Red-Naped Sapsuckers are woodpeckers about 8 to 9 inches.  The male has red patches on the forehead, and throat.  The back and sides are mostly black with white spots.  Their wings have a prominent white bar.  The belly is yellowish with a black breast patch above.  The head has two white stripes; one goes from above the eye to the back of the neck, and the other from the beak to the neck.  Females have red, and white on throat.  Younger birds are mottled brown.  Yellow Bellied Sapsuckers look similar but do not have the red nape.  The two were considered to be one species but were recently split up.  They are often mistaken for the smaller Downy Woodpeckers.
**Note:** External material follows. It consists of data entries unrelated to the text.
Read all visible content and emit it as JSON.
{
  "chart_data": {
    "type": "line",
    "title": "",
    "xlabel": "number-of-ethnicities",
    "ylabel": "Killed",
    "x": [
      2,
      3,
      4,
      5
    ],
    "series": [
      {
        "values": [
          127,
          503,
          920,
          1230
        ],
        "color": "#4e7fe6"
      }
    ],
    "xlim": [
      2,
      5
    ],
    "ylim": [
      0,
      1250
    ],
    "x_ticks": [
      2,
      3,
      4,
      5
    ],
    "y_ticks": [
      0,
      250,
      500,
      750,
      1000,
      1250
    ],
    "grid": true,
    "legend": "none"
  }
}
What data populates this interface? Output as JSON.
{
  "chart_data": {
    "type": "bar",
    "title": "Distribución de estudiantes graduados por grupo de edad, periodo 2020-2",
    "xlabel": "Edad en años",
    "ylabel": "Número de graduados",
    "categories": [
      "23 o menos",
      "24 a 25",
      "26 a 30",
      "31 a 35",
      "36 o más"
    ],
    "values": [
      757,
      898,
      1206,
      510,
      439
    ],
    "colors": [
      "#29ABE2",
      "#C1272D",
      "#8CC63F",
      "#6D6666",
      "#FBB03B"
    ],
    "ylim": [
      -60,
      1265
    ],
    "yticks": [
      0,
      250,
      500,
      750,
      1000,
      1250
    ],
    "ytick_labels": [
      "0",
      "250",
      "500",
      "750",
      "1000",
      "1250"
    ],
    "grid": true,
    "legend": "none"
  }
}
Photos by Keith Lee.  The camera I use is the Canon EOS 40D.

     Red-Naped Sapsuckers

Sapsucker sounds

The drumming is several rapid thumps followed by several slow thumps.  The sapsucker's call is a soft nasal cheer or mewing. 

Preferred Habitat

In summer they can be found from British Columbia through much of the western U.S.  They migrate south as far as Mexico in the winter.  Sapsuckers likes coniferous, and deciduous woodlands, as well as orchards.  They are found often in willows, aspens, and cottonwood.

Breeding and Nesting

During courting both birds will bob and swing their heads while facing each other.  They will also do gliding displays.  Sapsuckers nest in cavities in trees.  Both birds will excavate the nest, and may reuse an old cavity, but usually make a new one.  They do not line the nest except with wood chips from the excavation.  The female will lay 4 to 6 white eggs which both birds will incubate for around 13 days.  Both birds will care for the young, which will leave the nest in 25 to 29 days.  The parents will feed them for another 10 days.

Red-Naped sapsuckers Interbreed with both Yellow-Bellied and Red-Breasted sapsuckers.  

Food 

Sapsuckers drill orderly rolls of small holes from which they drink the sap.  They also eat insects and fruits.  Their tongue is smaller than most woodpeckers, and has hair like projections on the end which aid in sipping sap.